After the last measurement of MAP and renal function (see Figure 1), rats were euthanized and small renal arteries harvested. Upper panels in (A) and (B) depict representative zymograms. The densitometric ratios of rhRLX:vehicle and SU5416:DMSO are shown in the lower panels (n = 7–9 rats in each of the 4 treatment groups). (A) Recombinant human relaxin (RLX; 4 μg/hr) administered in vivo increased pro + active MMP-2 activity compared to sodium acetate vehicle (VEH) in the small renal arteries of rats receiving daily injections of DMSO. *P=0.028 vs 1.0 by one-sample t-test. (B) Pro MMP-2 activity was not consistently different in the small renal arteries of rats treated with rhRLX + SU5416 (SU) compared to rhRLX + DMSO. (Note that active MMP-2 band intensity was too low to be quantified for this comparison.) STD: MMP-2 standard.

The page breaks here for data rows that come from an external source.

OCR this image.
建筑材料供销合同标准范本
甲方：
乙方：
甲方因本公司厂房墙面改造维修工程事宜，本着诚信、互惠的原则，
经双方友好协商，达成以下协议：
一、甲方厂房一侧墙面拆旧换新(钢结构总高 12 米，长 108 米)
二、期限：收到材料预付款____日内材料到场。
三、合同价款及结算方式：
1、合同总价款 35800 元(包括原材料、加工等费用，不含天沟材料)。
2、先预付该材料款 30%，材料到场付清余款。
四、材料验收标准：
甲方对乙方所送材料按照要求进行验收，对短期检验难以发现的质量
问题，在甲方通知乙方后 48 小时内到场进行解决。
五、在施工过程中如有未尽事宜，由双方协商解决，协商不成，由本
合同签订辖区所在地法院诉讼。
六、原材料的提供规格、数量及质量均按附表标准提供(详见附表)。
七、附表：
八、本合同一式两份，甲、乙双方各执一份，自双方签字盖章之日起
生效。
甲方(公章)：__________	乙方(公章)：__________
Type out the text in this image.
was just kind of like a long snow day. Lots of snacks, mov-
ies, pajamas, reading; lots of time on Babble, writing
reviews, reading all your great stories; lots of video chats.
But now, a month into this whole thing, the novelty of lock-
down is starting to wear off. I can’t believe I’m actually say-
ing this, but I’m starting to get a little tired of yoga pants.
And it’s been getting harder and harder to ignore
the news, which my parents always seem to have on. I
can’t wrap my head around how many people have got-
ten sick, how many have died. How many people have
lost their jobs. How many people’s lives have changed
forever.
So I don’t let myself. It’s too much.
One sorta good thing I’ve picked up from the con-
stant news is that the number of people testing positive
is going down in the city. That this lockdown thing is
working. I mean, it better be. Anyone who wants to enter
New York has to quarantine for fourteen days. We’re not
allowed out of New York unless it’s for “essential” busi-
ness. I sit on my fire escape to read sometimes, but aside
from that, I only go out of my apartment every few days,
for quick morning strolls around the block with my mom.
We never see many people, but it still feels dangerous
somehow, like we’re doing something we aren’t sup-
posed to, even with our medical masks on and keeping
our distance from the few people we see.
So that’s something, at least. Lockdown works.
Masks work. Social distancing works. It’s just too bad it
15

Figure 7. Working model for the sustained vasodilatory effect of relaxin

The precise localization of VEGF and PGF in the relaxin vasodilatory pathway is currently unknown (?); relaxin may increase expression of angiogenic growth factor(s) in the arterial wall and/or release them from the extracellular matrix via MMP-9 or -2. Inhibitors of pregnancy- and/or relaxin-induced vasodilation are shown in the boxes. ET, endothelin; MMP, matrix metalloproteinase; ECM, extracellular matrix; RBF, renal blood flow; GFR, glomerular filtration rate; RXFP, relaxin/insulin-like family peptide receptors; SU5416, vascular endothelial growth factor receptor tyrosine kinase inhibitor; GM6001, a general MMP inhibitor; cyclic CTT, a specific peptide inhibitor of MMP-2; TIMP-2, tissue inhibitor of matrix metalloproteinase; RES-701-1, a specific ET_B receptor antagonist; SB209670, a mixed ET_A and ET_B receptor antagonist; L-NAME, nitro-L-arginine methyl ester; L-NMMA, N^G-monomethyl-L-arginine. Note that RXFP2 knockout (in mice), STT (control peptide for cyclic CTT), heat inactivated TIMP-2, BQ-123 (a specific ET_A receptor antagonist), phosphoramidon (an inhibitor of the classical endothelin converting enzyme), D-NAME and isotype-matched IgGs (controls for neutralizing antibodies) did not affect the sustained vasodilatory responses to relaxin. See text for details and supporting references.